On View> Pittsburgh's Heinz Architectural Center tackles architecture from "Sketch to Structure"

Sketch to Structure
Heinz Architectural Center
Carnegie Museum of Art
Pittsburgh
Through May 20, 2015

The concept and visual for Sketch to Structure, an exhibition that has just opened at Pittsburg’s Heinz Architectural Center, is so cogent and well thought out it’s a wonder no other museum hasn’t already staged such a show. The exhibit is curated by Alyssum Skjeie of the Heinz Center and takes the architectural design process and divides it into four discrete sections—concept, collaboration, communication, case studies—each with drawings and renderings taken from the center’s own collection.

 

“Concept” begins with loose hand drawings like Richard Neutra’s for the Los Angeles County Hall of Records and attempts to highlight how architects think through drawing implements—whether sketching, constructing a rough model, a quick watercolor, or increasingly, using computer models.
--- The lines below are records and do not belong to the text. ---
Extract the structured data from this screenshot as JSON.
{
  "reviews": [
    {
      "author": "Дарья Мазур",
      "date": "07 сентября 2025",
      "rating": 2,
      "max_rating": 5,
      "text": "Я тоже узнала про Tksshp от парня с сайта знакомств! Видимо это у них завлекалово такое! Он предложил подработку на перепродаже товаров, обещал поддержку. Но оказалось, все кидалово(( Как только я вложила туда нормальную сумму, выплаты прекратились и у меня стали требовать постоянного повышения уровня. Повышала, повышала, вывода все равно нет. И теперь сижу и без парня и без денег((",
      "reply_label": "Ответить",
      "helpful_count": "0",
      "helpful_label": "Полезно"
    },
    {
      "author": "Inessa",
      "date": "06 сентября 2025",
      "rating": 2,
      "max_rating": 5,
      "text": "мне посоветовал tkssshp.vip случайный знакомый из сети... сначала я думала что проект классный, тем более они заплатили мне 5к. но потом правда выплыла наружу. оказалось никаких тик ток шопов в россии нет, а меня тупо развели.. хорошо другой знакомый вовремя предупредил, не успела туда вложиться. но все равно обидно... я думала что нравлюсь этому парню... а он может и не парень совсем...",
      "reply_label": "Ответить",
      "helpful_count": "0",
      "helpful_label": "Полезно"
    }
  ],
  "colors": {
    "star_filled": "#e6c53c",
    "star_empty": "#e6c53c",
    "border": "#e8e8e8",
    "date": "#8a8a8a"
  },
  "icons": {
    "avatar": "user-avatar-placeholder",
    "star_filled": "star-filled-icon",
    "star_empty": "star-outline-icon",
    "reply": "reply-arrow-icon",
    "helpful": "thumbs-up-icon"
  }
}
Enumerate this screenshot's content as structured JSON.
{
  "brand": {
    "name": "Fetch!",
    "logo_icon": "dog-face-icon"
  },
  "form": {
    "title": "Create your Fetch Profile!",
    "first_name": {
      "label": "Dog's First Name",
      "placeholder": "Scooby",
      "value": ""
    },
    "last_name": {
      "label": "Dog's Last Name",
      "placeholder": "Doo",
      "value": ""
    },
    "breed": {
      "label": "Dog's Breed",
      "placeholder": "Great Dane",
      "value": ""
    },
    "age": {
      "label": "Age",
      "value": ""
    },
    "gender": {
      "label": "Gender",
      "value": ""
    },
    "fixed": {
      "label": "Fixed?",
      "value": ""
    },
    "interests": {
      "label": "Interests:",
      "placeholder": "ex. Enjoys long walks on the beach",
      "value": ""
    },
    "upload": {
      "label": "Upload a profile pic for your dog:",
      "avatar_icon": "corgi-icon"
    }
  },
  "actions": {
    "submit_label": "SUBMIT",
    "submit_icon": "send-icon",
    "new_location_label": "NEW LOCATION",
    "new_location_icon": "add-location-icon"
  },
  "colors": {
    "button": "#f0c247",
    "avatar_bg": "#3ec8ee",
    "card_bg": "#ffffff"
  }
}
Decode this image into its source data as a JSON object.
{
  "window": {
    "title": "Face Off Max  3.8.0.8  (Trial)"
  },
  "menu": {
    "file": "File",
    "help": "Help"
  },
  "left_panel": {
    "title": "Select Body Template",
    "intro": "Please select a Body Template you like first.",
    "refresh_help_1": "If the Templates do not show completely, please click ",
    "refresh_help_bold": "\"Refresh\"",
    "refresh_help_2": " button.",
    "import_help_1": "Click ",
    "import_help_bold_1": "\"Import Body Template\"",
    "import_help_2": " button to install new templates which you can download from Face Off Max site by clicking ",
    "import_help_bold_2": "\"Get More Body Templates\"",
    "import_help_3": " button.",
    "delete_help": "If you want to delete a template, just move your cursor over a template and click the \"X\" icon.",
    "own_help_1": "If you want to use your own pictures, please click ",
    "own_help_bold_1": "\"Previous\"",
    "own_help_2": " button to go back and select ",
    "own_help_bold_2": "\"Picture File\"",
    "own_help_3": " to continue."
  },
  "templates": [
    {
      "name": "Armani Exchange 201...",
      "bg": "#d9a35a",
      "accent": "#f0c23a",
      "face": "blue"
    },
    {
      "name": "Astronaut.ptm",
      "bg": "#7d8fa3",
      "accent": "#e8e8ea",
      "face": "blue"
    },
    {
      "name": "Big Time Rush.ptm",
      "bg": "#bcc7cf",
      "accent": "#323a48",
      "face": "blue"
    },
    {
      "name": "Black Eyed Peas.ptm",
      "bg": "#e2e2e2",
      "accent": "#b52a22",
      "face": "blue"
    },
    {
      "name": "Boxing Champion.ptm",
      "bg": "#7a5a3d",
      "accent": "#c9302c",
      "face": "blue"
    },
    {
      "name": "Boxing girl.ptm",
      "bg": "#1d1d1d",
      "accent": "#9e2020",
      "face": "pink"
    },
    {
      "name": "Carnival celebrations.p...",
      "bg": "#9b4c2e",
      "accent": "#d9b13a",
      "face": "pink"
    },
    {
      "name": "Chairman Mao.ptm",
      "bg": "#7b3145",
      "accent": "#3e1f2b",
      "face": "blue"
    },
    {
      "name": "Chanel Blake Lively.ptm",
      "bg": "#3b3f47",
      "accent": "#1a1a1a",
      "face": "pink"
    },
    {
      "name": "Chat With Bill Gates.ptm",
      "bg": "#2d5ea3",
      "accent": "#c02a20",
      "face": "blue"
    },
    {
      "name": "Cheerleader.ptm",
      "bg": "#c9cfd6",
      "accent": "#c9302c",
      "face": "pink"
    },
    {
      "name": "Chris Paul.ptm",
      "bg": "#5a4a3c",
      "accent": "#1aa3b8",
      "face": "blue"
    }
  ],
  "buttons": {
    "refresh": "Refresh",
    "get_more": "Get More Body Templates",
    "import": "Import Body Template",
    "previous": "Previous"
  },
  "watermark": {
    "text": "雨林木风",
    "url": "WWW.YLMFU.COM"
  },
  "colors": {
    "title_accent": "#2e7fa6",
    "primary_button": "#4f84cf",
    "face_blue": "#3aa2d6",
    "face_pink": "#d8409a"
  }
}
Then, perhaps the most socially constructed section, “Collaboration,” makes clear that architects work in office teams with other designers and with engineers, etc.—a process not recognized enough in exhibitions on architecture. This process is highlighted with drawings from Winold Reiss’ four schemes for the Savarin Restaurant at Penn Station in New York City.

The third part of the exhibit, “Communication,” uses drawings, renderings, and models from the early 20th century to convey, as the curator claims, “a nearly final design.”

This is a large jump from Collaboration, but perhaps the final section, “Case Studies,” clarifies, or brings together, what communication in an architectural practice means in a practical working condition. Case studies, the exhibit asserts, “pieces the parts of this process together, with groupings of models, renderings, drawings, and elevations on seven separate projects, illustrating how the other three exhibition sections work together in the larger design process.”

It might be argued that this chronological presentation is too linear and that architectural design moves back and forth across these sections, but the exhibition stakes a claim for this process and attempts to highlight it through strong visual examples.

The exhibit will feature drawings by Lorcan O’Herlihy, James Wines, and the French firm Jakob + MacFarlane. If only this show were in New York, closer to my home! If your anywhere near the Steel City, go see this exhibition and let us know what you think of the sections.